Apologizes for false positive alert

In fact, those tests helped to (re) identify an issue in our own test code of weak references.
We first thought it was SapMM's fault, but it was not.
In fact, when you use manual weak references - pointer(@fMyInterfaceField) := pointer(aInterface) - you must set it to zero at destroying - pointer(@fMyInterfaceField) := nil - otherwise you may get an access violation, which was the case with SapMM and with FastMM4 in fulldebug mode (whereas default mode was tolerant enough to continue the tests).

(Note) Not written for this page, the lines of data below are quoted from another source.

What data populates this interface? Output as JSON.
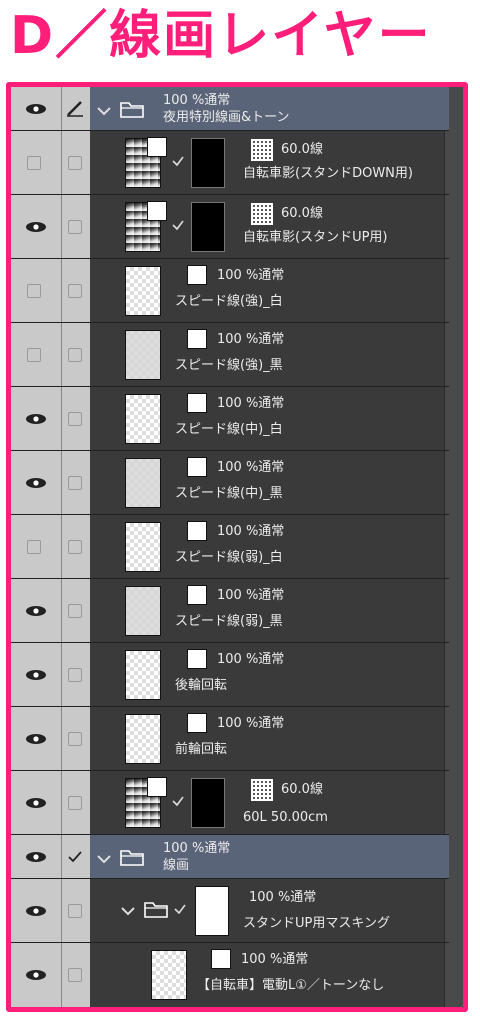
{
  "title": "D／線画レイヤー",
  "layers": [
    {
      "name": "夜用特別線画&トーン",
      "mode": "100 %通常"
    },
    {
      "name": "自転車影(スタンドDOWN用)",
      "mode": "60.0線"
    },
    {
      "name": "自転車影(スタンドUP用)",
      "mode": "60.0線"
    },
    {
      "name": "スピード線(強)_白",
      "mode": "100 %通常"
    },
    {
      "name": "スピード線(強)_黒",
      "mode": "100 %通常"
    },
    {
      "name": "スピード線(中)_白",
      "mode": "100 %通常"
    },
    {
      "name": "スピード線(中)_黒",
      "mode": "100 %通常"
    },
    {
      "name": "スピード線(弱)_白",
      "mode": "100 %通常"
    },
    {
      "name": "スピード線(弱)_黒",
      "mode": "100 %通常"
    },
    {
      "name": "後輪回転",
      "mode": "100 %通常"
    },
    {
      "name": "前輪回転",
      "mode": "100 %通常"
    },
    {
      "name": "60L 50.00cm",
      "mode": "60.0線"
    },
    {
      "name": "線画",
      "mode": "100 %通常"
    },
    {
      "name": "スタンドUP用マスキング",
      "mode": "100 %通常"
    },
    {
      "name": "【自転車】電動L①／トーンなし",
      "mode": "100 %通常"
    }
  ],
  "icons": {
    "visible": "eye-icon",
    "edit": "pen-icon",
    "folder": "folder-icon",
    "expand": "chevron-down-icon",
    "check": "check-icon"
  },
  "colors": {
    "accent": "#ff1e7a",
    "panel": "#3a3a3a",
    "folder_header": "#5a6478"
  }
}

Some months ago (probably after a long night of work), we already identified the error, but, by laziness, we just disabled the test when fulldebugg mode was on...
:(

Shame on us!
Never disable a test which does not pass.
Never!

Our test case is fixed now.
There was no problem on our implementation of zeroing weak references - just an incorrect test case implementation.
Sorry Anton for the misunderstanding on our side!